Un simbolo su cui è calato il sipario nel marzo 2024, a epilogo di una querelle a carte bollate fra i Guidi e gli ex gestori con il tribunale che ha poi riaffidato la titolarità della concessione agli stessi Guidi. Alla vigilia della stagione estiva, però, la discoteca resta con gli ingressi chiusi. «Un eventuale acquirente non dovrebbe affrontare neppure grandi spese o tortuosi iter burocratici per riaprire il locale: le basi per una ripartenza in tempi brevi – prosegue Vergassola – ci sarebbero infatti tutte, ma a quanto pare neanche questo elemento è sufficiente. Se abbiamo avuto contatti con il Comune? Da tempo non sentiamo nessuno. L’auspicio è che, dall’oggi al domani, qualche imprenditore serio e veramente interessato, comprenda l’enorme potenzialità del marchio Bussola e di tutta questa struttura, dalla discoteca allo stabilimento balneare e si faccia avanti».

E a proposito di stabilimento balneare: il primo maggio tornerà ad accogliere la clientela sotto la gestione (per la terza stagione consecutiva) di Milena Novelli anche se la concessione era e resta di competenza della società che fa riferimento ai Guidi. Su spiaggia sono in via di posizionamento fra 40 e 50 tende, molte delle quali già prenotate e a breve aprirà il servizio bar anche a pranzo.
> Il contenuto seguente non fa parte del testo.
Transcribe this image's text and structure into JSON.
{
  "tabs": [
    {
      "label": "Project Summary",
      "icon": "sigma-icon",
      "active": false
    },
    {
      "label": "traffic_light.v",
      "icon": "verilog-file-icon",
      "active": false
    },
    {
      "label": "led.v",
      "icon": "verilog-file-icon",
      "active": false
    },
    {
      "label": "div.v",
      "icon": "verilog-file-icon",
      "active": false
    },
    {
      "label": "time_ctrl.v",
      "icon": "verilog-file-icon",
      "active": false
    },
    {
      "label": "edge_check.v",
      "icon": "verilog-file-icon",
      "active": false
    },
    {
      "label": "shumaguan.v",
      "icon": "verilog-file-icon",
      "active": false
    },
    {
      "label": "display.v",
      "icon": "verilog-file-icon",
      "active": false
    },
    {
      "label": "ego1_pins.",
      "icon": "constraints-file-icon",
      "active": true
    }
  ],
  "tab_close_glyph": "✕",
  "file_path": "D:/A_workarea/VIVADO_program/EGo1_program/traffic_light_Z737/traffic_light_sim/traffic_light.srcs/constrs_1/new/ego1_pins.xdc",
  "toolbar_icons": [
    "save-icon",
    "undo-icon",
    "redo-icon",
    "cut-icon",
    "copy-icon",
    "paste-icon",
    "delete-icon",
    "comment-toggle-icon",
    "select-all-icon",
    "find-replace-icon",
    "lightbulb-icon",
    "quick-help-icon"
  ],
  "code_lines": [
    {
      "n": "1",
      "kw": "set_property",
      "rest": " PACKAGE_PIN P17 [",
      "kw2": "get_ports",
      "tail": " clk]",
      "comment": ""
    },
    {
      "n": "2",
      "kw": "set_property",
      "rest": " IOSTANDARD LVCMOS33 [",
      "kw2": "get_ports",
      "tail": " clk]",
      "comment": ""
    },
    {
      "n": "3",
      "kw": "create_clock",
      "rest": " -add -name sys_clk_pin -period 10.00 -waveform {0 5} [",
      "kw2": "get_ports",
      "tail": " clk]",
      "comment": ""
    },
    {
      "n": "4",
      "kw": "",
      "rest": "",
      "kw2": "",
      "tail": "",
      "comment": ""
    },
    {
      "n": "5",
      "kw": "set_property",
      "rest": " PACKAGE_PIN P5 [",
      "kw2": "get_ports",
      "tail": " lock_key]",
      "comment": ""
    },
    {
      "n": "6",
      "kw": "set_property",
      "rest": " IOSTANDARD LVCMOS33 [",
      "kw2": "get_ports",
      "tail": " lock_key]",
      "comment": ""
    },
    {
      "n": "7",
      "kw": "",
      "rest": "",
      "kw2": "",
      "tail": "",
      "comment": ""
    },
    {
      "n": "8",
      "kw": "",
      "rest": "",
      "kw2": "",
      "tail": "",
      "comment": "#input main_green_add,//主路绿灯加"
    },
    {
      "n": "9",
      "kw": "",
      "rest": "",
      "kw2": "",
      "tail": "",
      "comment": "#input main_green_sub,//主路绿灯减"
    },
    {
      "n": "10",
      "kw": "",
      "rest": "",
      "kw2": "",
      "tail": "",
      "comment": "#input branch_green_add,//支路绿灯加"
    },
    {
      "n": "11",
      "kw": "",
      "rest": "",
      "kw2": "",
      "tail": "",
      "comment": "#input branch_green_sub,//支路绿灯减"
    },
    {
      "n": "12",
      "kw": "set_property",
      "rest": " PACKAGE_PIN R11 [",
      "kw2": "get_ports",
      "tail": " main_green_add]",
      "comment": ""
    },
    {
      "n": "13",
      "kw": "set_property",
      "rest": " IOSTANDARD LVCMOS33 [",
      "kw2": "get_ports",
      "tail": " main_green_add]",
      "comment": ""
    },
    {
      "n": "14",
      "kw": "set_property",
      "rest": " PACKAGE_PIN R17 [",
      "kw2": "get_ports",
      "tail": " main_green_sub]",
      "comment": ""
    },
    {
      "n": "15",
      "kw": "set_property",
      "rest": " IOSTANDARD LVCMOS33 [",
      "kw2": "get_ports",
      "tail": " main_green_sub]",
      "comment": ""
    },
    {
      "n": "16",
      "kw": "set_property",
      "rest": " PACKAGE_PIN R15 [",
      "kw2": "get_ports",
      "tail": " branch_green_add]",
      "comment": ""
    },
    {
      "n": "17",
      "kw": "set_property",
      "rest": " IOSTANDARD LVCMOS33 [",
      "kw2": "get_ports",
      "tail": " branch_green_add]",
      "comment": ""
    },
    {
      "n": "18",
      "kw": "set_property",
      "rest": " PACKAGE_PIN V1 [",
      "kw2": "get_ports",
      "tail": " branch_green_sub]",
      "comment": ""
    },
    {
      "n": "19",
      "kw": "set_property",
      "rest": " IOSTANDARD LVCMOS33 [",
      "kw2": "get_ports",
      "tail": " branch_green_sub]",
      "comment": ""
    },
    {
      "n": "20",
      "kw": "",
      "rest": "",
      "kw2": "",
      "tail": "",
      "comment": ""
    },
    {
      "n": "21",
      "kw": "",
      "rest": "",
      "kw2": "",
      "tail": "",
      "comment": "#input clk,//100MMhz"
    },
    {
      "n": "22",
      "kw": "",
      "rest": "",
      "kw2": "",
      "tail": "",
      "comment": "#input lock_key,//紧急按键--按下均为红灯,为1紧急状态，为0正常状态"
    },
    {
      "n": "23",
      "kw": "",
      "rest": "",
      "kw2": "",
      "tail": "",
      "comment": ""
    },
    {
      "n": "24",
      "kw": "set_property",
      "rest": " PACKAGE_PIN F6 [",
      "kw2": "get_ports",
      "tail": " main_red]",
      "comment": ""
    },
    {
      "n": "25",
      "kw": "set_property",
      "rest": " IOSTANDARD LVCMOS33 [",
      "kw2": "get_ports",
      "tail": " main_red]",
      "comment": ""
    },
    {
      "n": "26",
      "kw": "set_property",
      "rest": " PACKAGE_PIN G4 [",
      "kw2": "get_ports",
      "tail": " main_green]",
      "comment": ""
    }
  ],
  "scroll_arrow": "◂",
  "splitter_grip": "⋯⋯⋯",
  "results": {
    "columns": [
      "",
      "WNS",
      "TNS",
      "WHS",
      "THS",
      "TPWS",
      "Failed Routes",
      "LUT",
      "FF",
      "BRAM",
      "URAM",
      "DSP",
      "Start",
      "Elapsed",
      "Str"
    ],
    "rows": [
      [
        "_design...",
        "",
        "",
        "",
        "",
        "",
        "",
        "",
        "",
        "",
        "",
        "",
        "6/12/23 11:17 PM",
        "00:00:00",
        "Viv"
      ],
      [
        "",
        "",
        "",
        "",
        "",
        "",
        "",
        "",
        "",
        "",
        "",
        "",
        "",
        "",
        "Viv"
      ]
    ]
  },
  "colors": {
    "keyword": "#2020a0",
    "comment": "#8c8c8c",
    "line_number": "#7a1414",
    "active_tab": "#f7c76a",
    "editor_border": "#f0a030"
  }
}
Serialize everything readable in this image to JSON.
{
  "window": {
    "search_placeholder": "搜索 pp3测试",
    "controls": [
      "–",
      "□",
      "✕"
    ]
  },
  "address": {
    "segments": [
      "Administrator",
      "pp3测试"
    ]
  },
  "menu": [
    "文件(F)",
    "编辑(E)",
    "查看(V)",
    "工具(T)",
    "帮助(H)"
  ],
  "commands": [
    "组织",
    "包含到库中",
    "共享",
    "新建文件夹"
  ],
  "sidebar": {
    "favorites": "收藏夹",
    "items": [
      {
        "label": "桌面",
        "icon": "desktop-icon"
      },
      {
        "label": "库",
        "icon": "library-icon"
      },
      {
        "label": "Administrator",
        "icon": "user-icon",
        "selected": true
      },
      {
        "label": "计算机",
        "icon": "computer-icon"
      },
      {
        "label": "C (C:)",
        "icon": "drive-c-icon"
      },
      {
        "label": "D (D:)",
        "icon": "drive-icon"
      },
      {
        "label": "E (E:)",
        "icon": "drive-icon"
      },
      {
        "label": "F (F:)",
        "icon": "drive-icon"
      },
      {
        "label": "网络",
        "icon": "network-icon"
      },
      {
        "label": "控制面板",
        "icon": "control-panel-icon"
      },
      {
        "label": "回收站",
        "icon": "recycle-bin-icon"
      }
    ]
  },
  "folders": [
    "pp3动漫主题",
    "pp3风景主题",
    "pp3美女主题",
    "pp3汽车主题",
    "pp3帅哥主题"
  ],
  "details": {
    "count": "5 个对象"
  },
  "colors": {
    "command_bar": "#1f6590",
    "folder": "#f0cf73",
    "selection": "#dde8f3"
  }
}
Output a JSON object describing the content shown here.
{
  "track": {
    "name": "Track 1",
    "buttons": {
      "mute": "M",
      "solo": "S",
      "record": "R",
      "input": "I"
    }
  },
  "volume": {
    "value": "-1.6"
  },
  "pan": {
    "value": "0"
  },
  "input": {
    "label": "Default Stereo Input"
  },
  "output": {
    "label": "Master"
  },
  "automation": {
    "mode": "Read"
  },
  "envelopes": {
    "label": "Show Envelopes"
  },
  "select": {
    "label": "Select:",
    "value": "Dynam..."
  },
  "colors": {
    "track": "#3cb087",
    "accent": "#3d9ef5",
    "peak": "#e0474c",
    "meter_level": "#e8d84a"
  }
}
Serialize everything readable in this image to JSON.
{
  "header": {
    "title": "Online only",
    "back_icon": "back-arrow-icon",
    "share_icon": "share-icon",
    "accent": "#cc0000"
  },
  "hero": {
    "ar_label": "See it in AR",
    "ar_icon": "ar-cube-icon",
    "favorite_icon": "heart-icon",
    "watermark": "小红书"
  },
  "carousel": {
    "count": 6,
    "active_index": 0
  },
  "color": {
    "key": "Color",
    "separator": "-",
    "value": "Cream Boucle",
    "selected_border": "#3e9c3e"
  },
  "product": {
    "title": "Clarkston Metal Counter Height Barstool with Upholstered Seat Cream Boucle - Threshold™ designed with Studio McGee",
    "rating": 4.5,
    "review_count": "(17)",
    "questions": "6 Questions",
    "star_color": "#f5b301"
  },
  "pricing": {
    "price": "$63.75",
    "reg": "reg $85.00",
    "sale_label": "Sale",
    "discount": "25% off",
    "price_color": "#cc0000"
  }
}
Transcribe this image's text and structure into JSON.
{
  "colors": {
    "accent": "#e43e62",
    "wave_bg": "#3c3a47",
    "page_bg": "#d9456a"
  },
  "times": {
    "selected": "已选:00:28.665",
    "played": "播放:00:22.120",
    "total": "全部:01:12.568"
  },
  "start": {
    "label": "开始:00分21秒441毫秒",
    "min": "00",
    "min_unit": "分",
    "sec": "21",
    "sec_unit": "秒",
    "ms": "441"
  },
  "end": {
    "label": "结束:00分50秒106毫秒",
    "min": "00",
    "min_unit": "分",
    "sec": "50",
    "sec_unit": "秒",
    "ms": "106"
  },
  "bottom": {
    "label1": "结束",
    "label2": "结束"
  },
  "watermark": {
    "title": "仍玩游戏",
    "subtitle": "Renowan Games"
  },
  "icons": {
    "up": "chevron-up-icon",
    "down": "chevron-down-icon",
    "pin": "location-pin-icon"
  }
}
Tornando al Comune, da tempo l’amministrazione Giovannetti ha deciso di vendere al migliore offerente l’area di propria pertinenza, per intendersi il parcheggio della Bussola e una porzione dello stesso locale che si trovano sul demanio comunale. L’importo stimato è di 450 mila euro e anche su questo fronte l’interesse va di pari passo con quello dell’acquisto della struttura: nullo o quasi. Forse, alla fine, a declinare il futuro di uno dei locali più straordinari e celebri della Versilia sarà l’asta in scia alla Bolkestein in agenda il prossimo anno.